A hobbyist hacker, spreadsheet warrior & an API advocate walked in to a pub…

..and they all tell the bar staff they can’t pour a pint.

That is basically the life of being a data publisher at the moment.

Leigh has written a great post about ‘Who is the intended audience for open data?’ where he articulates some of the problems and clashes of cultures better than I could but I just want to pick up on a couple of things.
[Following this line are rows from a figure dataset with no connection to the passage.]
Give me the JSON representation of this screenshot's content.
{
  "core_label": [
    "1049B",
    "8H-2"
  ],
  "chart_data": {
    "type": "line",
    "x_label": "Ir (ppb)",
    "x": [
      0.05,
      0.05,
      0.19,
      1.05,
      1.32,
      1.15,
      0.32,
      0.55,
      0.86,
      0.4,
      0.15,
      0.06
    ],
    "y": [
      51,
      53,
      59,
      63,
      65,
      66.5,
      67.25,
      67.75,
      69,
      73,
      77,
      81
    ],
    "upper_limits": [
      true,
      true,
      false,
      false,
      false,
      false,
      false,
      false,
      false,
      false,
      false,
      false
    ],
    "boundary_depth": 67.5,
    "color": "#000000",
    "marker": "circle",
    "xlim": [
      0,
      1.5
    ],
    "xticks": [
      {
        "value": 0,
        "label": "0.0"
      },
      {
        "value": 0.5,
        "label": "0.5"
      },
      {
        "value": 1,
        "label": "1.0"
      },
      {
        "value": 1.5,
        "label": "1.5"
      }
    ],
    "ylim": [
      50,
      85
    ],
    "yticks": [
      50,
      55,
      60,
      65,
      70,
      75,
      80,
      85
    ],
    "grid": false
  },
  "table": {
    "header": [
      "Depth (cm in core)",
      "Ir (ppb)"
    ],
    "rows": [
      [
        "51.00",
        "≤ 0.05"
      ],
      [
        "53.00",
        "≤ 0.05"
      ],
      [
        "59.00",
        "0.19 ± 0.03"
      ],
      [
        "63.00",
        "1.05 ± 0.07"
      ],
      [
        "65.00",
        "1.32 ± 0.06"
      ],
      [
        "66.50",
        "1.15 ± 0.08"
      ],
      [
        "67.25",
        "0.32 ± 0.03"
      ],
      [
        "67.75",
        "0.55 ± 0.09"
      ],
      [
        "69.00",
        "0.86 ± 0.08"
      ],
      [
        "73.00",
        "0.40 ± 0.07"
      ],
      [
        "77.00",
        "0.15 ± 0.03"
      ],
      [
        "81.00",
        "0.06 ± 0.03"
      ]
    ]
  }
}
For the purpose of this post I have magicked up three new ‘personas’ –

The hobbyist hacker — someone usually extremely technical, advocates (hard) for machine-readable open data, gives up a lot of their own free time to support hackdays and volunteer projects, has particular passions about how this stuff should be done and whose day job is in a parallel field (i.e. they work in software development or similar but not somewhere actually providing the data.) Just to be clear the hobbyist bit isn’t supposed to sound dismissive — I just like the way ‘hobbyist hacker’ scans :)

Like Leigh mentions this group can be pretty hard on any efforts to improve data release that is not focused on the needs of machines. Basically they want it to be (much easier) to programmatically query, aggregate and visualise the data (from multiple publishers). I absolutely understand where they are coming from, agree with the needs and have a lot of the same objectives in my role. The problem is that this isn’t the whole story.

The vast majority of ONS data users would fall in to the next entirely made up ‘persona’ — the spreadsheet warrior. These people work with ONS data day in and day out. Their weapon of choice though is not Python or even R — it is Excel. They are the audience the GSS (and FullFact) spreadsheet guidance sought to support. They need ‘human readable’ spreadsheets. The Venn diagram of needs between persona one and two would have more than its share of overlap but they are not the same. To be clear most data publishers (us included for sure) don’t do this well enough and if we are looking at a hierarchy of user needs (which I am not as I am just babbling away on a weekend) then providing the best possible experience here would be where we would get the biggest win (well assuming we made the data findable but that is another post).

The third, and final for the purposes of this, persona is the API advocate. This group — again for the purposes of this — tend to be somewhere between the two previous camps. They are often in-house technical staff whose role it is to support organisations who have to use the data day in and day out but they themselves are not always the end user. They share a lot of digital DNA with the hackers but the core difference is that they are trying to find a way to improve tools and processes at their day job. They see APIs (and open data more widely) as an opportunity to improve things but they need them to be documented, supported and stable as they want to integrate them in to, often vital, business systems. They are a growing, but still relatively small, group and one that really needs cultivating. My feeling is that finding a way to help these users will create an environment that improves the offerings to everyone.

Leigh ends his post with the advice

Publish for machines, but don’t forget the humans. All of the humans.

I’d just like to reorder that a little

Publish for humans, all of the humans. But don’t forget the machines.